In Nevil Shute's 1950s novel On The Beach, a handful of noble Australian survivors waited grimly for the cloud of destruction that was heading their way after the Northern Hemisphere was wiped out in a nuclear holocaust.
This scene has been re-enacted over the past few days, but this time as sporting farce. The Australian horseracing authorities believe a mushroom cloud of corruption, detonated in Britain, is heading their way to destroy their sport. In Shute's world, the predominant mood was stiff-upper-lip resignation. This week the Aussies have gone berserk.
Robert Nason, the chief executive of Racing Victoria, has threatened to call off the 2005 Melbourne Cup, Australia's biggest sporting event, as a means of spiting the Poms. Andrew Harding, the chairman of the Australian Racing Board, wants British horses banned from all international races. Both these notions are ludicrous, and British racing's response has, happily, been more robust than that of English cricket when faced with an equally empty threat of a ban over Zimbabwe.
The casus belli can be summed up in one word: Betfair. This is the upstart UK company that dominates the new world of betting exchanges. These enable gamblers, using the internet or phone, to bet not with a bookmaker, but with each other. If you believe a horse, or anything else will win, you can back that proposition directly with someone else who believes it will lose. The exchange acts as facilitator and takes a cut of up to 5 per cent.
Enthusiasts, and I am one believe, this is a liberating force in betting, which increases consumer choice and value. It offers something close to a classical perfect market. There are, however, two legitimate grievances against the exchanges. Both concern the fact that individuals have suddenly acquired the ability to lay horses to lose, not just back them to win.
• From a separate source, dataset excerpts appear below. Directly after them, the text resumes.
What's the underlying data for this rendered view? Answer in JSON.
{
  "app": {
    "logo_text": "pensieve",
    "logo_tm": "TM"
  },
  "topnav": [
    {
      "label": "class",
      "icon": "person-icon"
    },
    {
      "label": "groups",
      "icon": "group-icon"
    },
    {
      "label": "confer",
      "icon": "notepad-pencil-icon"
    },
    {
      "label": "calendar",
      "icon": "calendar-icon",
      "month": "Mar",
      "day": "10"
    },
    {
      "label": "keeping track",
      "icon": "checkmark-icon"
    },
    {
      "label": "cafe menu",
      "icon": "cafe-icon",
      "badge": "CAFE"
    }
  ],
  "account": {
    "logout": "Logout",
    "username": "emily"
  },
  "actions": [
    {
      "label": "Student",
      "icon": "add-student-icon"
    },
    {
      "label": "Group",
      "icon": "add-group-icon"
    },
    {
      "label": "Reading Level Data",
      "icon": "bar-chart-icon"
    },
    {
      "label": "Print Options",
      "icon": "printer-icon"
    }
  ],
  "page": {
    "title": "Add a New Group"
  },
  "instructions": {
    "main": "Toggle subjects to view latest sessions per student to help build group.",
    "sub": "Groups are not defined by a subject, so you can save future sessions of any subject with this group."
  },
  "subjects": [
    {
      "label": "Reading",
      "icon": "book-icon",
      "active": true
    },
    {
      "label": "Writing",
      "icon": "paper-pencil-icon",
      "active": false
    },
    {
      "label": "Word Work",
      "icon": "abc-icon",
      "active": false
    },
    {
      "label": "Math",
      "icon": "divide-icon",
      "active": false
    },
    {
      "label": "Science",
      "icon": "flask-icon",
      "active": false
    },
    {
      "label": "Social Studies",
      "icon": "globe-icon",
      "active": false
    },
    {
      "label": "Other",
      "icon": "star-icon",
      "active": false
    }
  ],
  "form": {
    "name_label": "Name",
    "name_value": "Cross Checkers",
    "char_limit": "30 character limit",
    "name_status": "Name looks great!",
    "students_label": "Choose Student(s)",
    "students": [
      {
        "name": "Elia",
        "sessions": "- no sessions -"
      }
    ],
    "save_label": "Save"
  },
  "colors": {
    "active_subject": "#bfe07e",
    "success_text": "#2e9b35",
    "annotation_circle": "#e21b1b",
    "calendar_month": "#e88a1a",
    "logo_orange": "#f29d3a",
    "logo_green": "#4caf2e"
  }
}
The first (still unaddressed) is that this allows people to act as tax-dodging unlicensed bookmakers, which is unfair competition. The more urgent point is that this is a recipe for corruption. Anyone inside a racing stable can often be pretty certain a horse will lose (certainty about winning is more problematic), and the exchanges finally offer the chance to earn big money from that certainty.
However, the exchanges are dealing with this. In contrast to betting shops, every transaction on Betfair is traceable and any unexpected market movement can be picked up at once, not just by the company but by its customers. The exchanges have agreed with sporting authorities to provide names and addresses when requested, and have done so. They have nothing to gain and everything to lose by being bent themselves. Yes, there have been teething-trouble scandals, but the means of control is there.
The Aussies will not have it, damning not merely Betfair but the whole of British racing. “Probably the worst level of integrity management of any racing administration anywhere in the world is in the UK,” said Nason. “They are operating in the 15th century.” Well, it is true that some members of the Jockey Club would regard Henry VII as a bit of a young radical, but that's an unsupportable accusation, though not as wild as Harding's quoted remark that Australian racing is “corruption free”.
“That's a ridiculous thing to say,” said Andrew Eddy, racing expert on the Melbourne paper, The Age. “We may limit corruption here but we're certainly not free of it.”
The Australian game is pretty transparent. The racing authorities operate hugely lucrative Tote quasi-monopolies. Betfair threatens those, hence the panic. It's absurd: even in Britain, Betfair has less than 5 per cent of the betting market. And the threats are even dafter. The Melbourne Cup is sponsored by Emirates, owned by the Dubai government, fiefdom of the Maktoum family who dominate British racing.
Eddy thinks the real audience is the re-elected government of John Howard. Betfair now operates in an Australian twilight, betting on their races but not yet handing over information or a levy to the authorities, though both are on offer. Harding and Nason want Betfair made plain illegal.
And, while they're about it, perhaps Australia should outlaw prostitution and alcohol as well. Maybe ban floods and droughts. Look, cobbers, it can't be done. Controlling corruption in racing is mighty hard, whichever hemisphere you are in. You certainly cannot control the internet.
Whatever anyone thinks about the new casino culture, the British government's approach towards betting has been pragmatic and shrewd. Most other major racing countries, such as France and the US, sympathise with the Australians and are still trying to keep a puritanical and monopolistic grip. Their efforts are doomed. Janet Reno, Bill Clinton's attorney-general, warned bookmakers “You cannot hide online and you cannot hide offshore”. But you can, you can. These Australian racing overlords can't be in the 15th century, as I don't suppose they predate Captain Cook. But they sure haven't got the hang of the 21st.